Principal Brian Wunderlich said, “I think it will be a good reminder to our kids of all of the work that they did to overcome and the things that they either relied on friends or relied on teachers or relied on their parents, and that there is hope that they can kind of overcome anything if they use the resources around them to do so.”

Read the full story at the TV station’s website.

Oconto 2nd Graders Recognized for Collaborating on Book, “Sprinkling Kindness”

This class of Oconto 2nd graders wrote a book called “Sprinkling Kindness.”

A second-grade class at Oconto Elementary School wrote and illustrated a book about spreading kindness that has been recognized by a publishing company, the Green Bay Press-Gazette reports.

Caroline Laurin-Young’s class researched, wrote and illustrated their book, “Sprinkling Kindness,” which was one of 50 finalists in the 2020-21 National Book Challenge hosted by Studentreasures Publishing.

“This book project was just one of the many activities our class did when celebrating Kindness Week in the Fall,” Laurin-Young told the newspaper. “That week had such an impact on the class, that we continued doing Acts of Kindness throughout the year.”  

Read the full story at the Press-Gazette.

Racine students working to protect Lake Michigan shoreline

The Lake Michigan shoreline.

Racine students are working with community partners to protect the Lake Michigan shoreline, FOX6 reports.

Janell Decker, RUSD executive director of curriculum and instruction, told the TV station the goal is for students to not just to learn what they can do to protect the shoreline, but also the promising futures that can rise from one of our greatest resources.

“The careers and the planning and how many pieces of our community infrastructure is attached to our lake,” Decker said.

Read the full story and watch the video at FOX6.

Bloomer Family and Consumer Sciences Teacher Named a 2021 National Merit Finalist

Teacher works with students
Bloomer High School Teacher Charlene Kelley, in center, with students working on a pickle autopsy, which is part of a health class that gives students technical college credit. Kelley has been named a 2021 National Merit Finalist.

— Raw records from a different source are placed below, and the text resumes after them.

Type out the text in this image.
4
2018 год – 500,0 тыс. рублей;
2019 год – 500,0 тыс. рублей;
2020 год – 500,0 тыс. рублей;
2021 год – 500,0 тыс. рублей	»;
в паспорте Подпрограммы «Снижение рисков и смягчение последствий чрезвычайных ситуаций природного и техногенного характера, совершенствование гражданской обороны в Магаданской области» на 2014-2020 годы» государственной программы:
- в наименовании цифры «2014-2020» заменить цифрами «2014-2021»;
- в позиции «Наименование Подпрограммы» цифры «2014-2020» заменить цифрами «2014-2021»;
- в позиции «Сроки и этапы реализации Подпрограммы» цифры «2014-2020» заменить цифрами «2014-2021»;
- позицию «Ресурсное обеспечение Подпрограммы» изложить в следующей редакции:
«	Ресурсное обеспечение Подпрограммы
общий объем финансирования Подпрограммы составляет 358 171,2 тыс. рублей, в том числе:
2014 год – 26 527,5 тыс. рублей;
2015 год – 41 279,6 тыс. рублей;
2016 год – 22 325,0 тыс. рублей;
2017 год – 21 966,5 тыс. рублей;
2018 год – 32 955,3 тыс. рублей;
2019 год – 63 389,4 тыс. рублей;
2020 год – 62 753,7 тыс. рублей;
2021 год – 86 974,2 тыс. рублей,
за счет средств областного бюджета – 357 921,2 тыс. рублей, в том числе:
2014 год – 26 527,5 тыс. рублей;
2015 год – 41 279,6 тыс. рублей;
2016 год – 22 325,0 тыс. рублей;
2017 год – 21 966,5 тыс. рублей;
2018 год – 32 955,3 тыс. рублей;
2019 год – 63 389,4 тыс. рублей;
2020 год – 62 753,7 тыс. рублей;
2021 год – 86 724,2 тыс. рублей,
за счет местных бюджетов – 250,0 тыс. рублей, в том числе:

A Bloomer High School family and consumer sciences/health teacher has been named a 2021 National Merit Finalist by a national organization, according to a UW-Stout article.

Charlene Kelley says she enjoys teaching life skills.

“Everything I teach is practical,” Kelley told UW-Stout. “They will be able to use it every day. It’s one thing to choose to buy food that is already premade or to eat in a restaurant, but I want them to have a choice and have the skills to make a meal at home. It is practical knowledge I know they are going to use in their future.”